En ese sitio, había colocado en forma de círculos unos pupitres rudimentarios. El recinto seguía siendo tan primitivo como todo lo que observaron desde que bajaron de su carro: las paredes eran del mismo barro que formaba la montaña, había un olor penetrante a humedad, pero a pesar de todo, se respiraba cierta tranquilidad como la que se siente en un sitio de retiro. La mujer los invitó a sentarse y a tomar un lápiz con una punta gruesa de carbón, y un pergamino que lucía bastante viejo y desgastado. Había muchos lápices, pero sólo un pergamino por persona. La mujer se paró frente al grupo conformado por el príncipe Federico, sus dos amigos y dos personas más que también estaban allí, y explicó en voz alta:
– Deben escribir un texto, escriban sobre lo que quieran, pero escriban.

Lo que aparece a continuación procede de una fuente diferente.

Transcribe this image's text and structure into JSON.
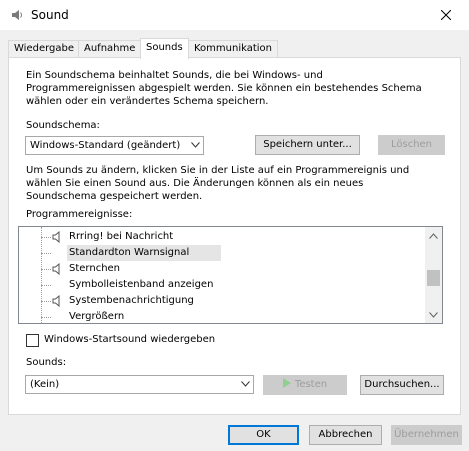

Todos empezaron a escribir rápidamente. Federico pensó un poco sobre lo que iba a redactar y decidió que lo haría sobre su familia. Agarró el lápiz y cuando anotó la primera letra, se le partió la punta. Tomó otro lápiz y cuando empezó a escribir nuevamente, se le comenzó a romper el pergamino donde redactaba. Éste se hacía trizas, y parecían flecos como los que usan los indígenas en sus vestimentas. Sin embargo, las ideas fluían de forma veloz en la mente del príncipe Federico, y él quería anotarlas rápidamente, antes de olvidarlas, pero no podía hacerlo porque el pergamino se desintegraba como por arte de magia.
Federico se empezó a desesperar y preguntó a la persona que los dirigía, si le podían facilitar aunque fuera un pedazo de papel común para poder plasmar en él las ideas que fluían en su mente sobre su familia, y que necesitaba, en ese momento, escribir, pero la respuesta que recibió fue que no había más papel disponible.
Federico trató de escribir en los flecos que habían formado el pergamino, pero sin importar lo que hiciera, todo lo que redactaba se iba deshaciendo porque los pedazos de pergamino se seguían rompiendo. Federico comenzó a llorar desesperadamente, porque sentía una gran necesidad de hacer aquello que se le había pedido, y no lo lograba. Finalmente, cada una de las personas que también estaban allí con él y sus amigos, le dieron un pedacito de pergamino del que ellos tenían, pero aquéllos no eran suficientes para que Federico plasmara lo que, por primera vez en su vida, quería anotar acerca de su familia.
La persona que dirigía, observando la desesperación de Federico, se fue hasta otro recinto separado por una puerta de piedra, la cual había que empujar con cierta fuerza para poderla abrir, le trajo una libretica pequeña y mirándolo a los ojos le dijo:
– No importa que sea pequeña, trata de resumir aquí lo más importante que recuerdes de lo que deseas escribir.
Federico comenzó a hacerlo, pero no podía; se dio cuenta de que era tanto, pero tanto lo que tenía que decir, que aquella libretica no le alcanzaba para empezar. Siguió llorando, se levantó y solicitó una segunda oportunidad para hacerlo.